Which apparently means that this society hates the idea of a woman President so much that it would even rather have an unqualified black man. Think about that for a minute.

Another underlying assumption is that because Hillary has so much experience, not even this male chauvanist power structure can deny her.

Shades of the vitriolic wing of womens lib in the 70s. Steinem ignores the uncomfortable fact that most of Hillary's "experience" is of being what she was so caustic about in the past: a wife. Hillary was the wife of the President of the United States, after being the wife of a Governor. She can claim all she wants to claim about what she did there, but on the face of it, this is the qualification for President of Laura Bush.

Hillary was never elected to anything until the year 2000. Before that, she had accomplishments on various issues, as did Barack Obama. Obama was elected to the state legislature in 1997. Hillary has roughly four more years than he does in the U.S. Senate, while he has roughly three more years as an elected public servant.

On the other side, you have a guy in the White House who failed at everything until he became Governor, and 6 years later ran for President, with no foreign policy experience and a well-earned reputation as a dim bulb.
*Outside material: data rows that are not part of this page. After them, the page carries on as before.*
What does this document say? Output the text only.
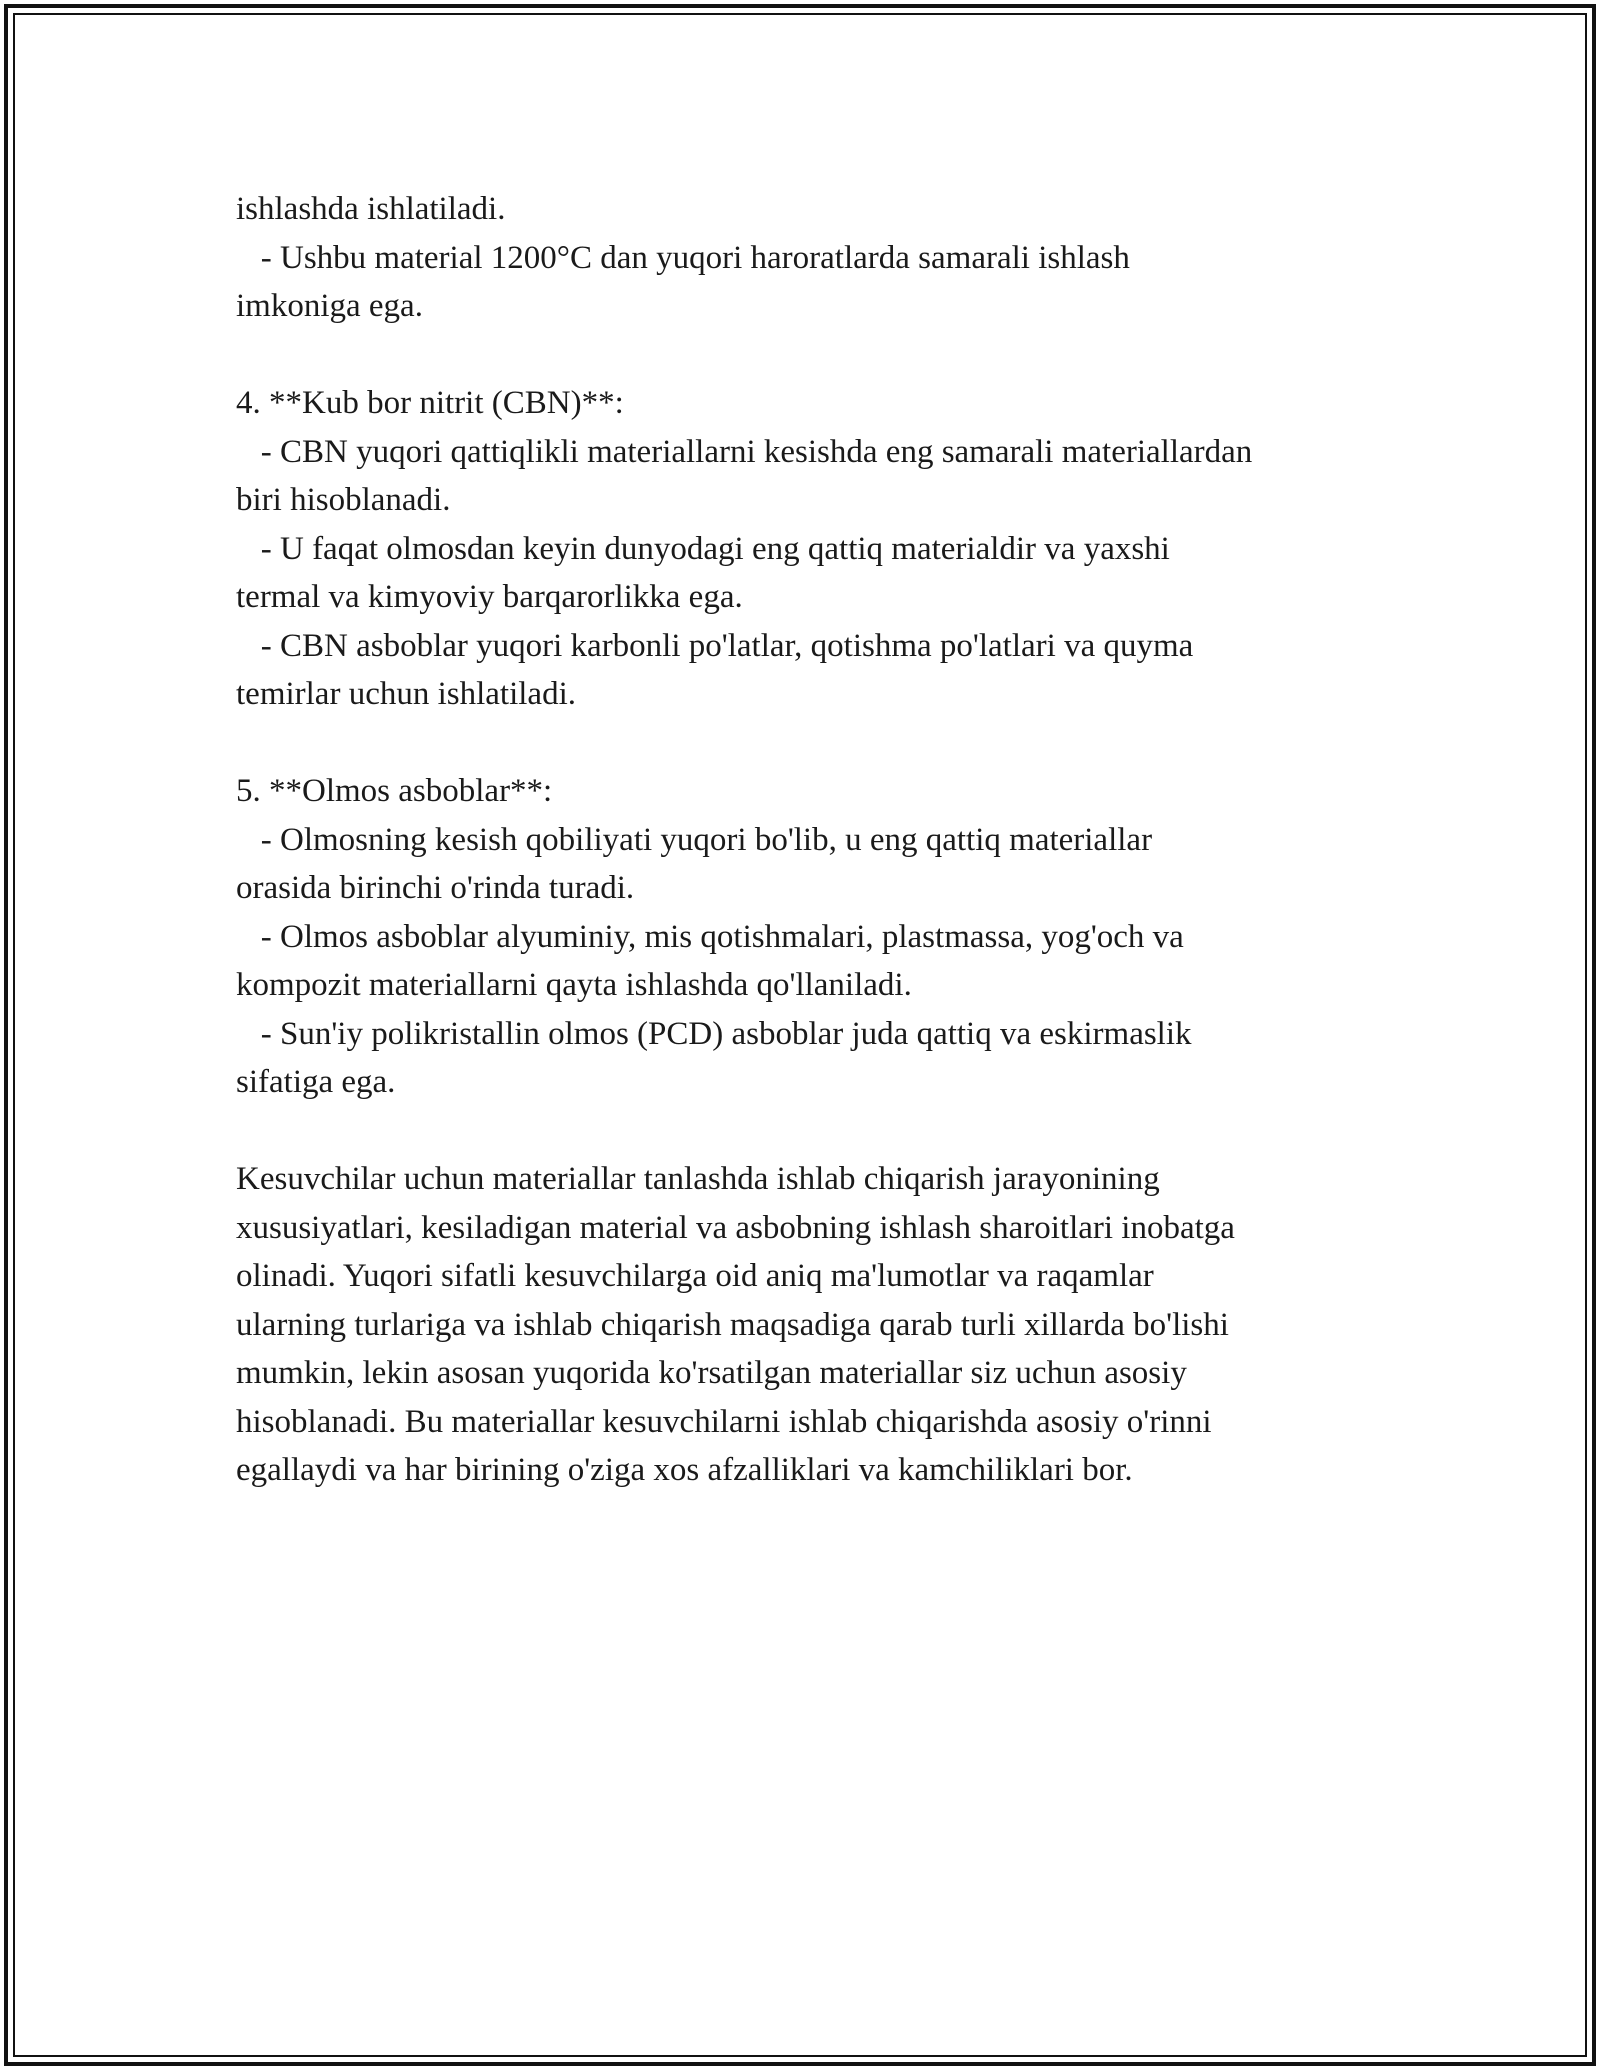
ishlashda ishlatiladi.
- Ushbu material 1200°C dan yuqori haroratlarda samarali ishlash
imkoniga ega.
4. **Kub bor nitrit (CBN)**:
- CBN yuqori qattiqlikli materiallarni kesishda eng samarali materiallardan
biri hisoblanadi.
- U faqat olmosdan keyin dunyodagi eng qattiq materialdir va yaxshi
termal va kimyoviy barqarorlikka ega.
- CBN asboblar yuqori karbonli po'latlar, qotishma po'latlari va quyma
temirlar uchun ishlatiladi.
5. **Olmos asboblar**:
- Olmosning kesish qobiliyati yuqori bo'lib, u eng qattiq materiallar
orasida birinchi o'rinda turadi.
- Olmos asboblar alyuminiy, mis qotishmalari, plastmassa, yog'och va
kompozit materiallarni qayta ishlashda qo'llaniladi.
- Sun'iy polikristallin olmos (PCD) asboblar juda qattiq va eskirmaslik
sifatiga ega.
Kesuvchilar uchun materiallar tanlashda ishlab chiqarish jarayonining
xususiyatlari, kesiladigan material va asbobning ishlash sharoitlari inobatga
olinadi. Yuqori sifatli kesuvchilarga oid aniq ma'lumotlar va raqamlar
ularning turlariga va ishlab chiqarish maqsadiga qarab turli xillarda bo'lishi
mumkin, lekin asosan yuqorida ko'rsatilgan materiallar siz uchun asosiy
hisoblanadi. Bu materiallar kesuvchilarni ishlab chiqarishda asosiy o'rinni
egallaydi va har birining o'ziga xos afzalliklari va kamchiliklari bor.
If the inexperienced G.W. Bush hadn't gotten anything done, this country would be a far better place.

Hillary knows about raising false hopes. As the designated Clinton in charge of the plan, she hoped to bring universal health care to the U.S. in 1993 when it was a very popular idea, and she failed. I don't think it was all her fault, but the fact is, the Clintons raised hopes, and those remain failed hopes, and people like me are affected by that failure.
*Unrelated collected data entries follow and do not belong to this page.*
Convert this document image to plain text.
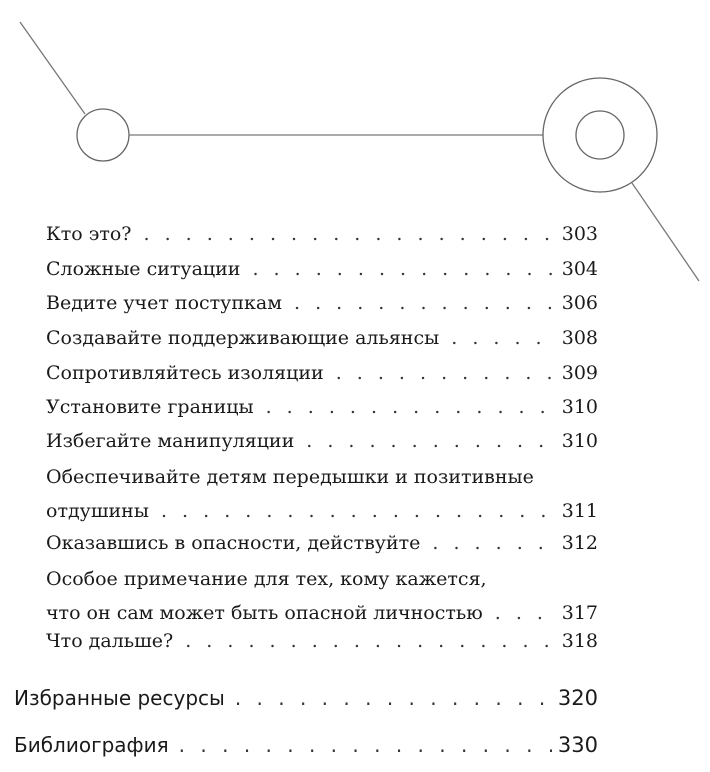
Кто это? . . .	303
Сложные ситуации . . .	304
Ведите учет поступкам . . .	306
Создавайте поддерживающие альянсы . . .	308
Сопротивляйтесь изоляции . . .	309
Установите границы . . .	310
Избегайте манипуляции . . .	310
Обеспечивайте детям передышки и позитивные
отдушины . . .	311
Оказавшись в опасности, действуйте . . .	312
Особое примечание для тех, кому кажется,
что он сам может быть опасной личностью . . .	317
Что дальше? . . .	318
Избранные ресурсы . . .	320
Библиография . . .	330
It's not easy being a woman seeking power. They're damned for being too masculine and too feminine. But Hillary has shown the ability to play manipulative gender games when she feels she has to. That New Hampshire debate when she said the charge that she wasn't likeable hurt her feelings--did you see her body language? She was going all girlish. At first it seemed like she was making fun of the question, and clearly Obama thought the question was unworthy when he said, "Hillary, you're likeable enough." Some women took that as insulting. But I watched Hillary's body language--she acted like a high school girl who had just been complimented. And I do mean acted.

What Hillary has the most experience at is being attacked. That's clear from her defensiveness, her scattershot attacks, and from the kind of people she has around her to protect her by attacking and demeaning her opponents. Nixon had that kind of experience as well. It's not in and of itself much of a qualification.

I didn't see Hillary's Meet the Press performance today but I gather from several stories she spent most of the time attacking Obama. I don't doubt that the Obama campaign is guilty of some sub rosa guff, and their adoption of the "Yes, We Can" slogan in Nevada is something close to code for Latinos (In Spanish, it was the chant during the demonstrations against the Bush policies on immigration and illegals.) But I'm ready to endorse this statement by Obama, made in a conference call to reporters responding to Hillary's TV show:

"I have to say that she started this campaign saying that she wanted to make history and lately she has been spending a lot of time rewriting it. I know that in Washington it is acceptable to say or do anything it takes to get elected but I really don’t think that is the kind of politics that is good for our party and I don’t think it is good for our country and I think that the American people will reject it in this election."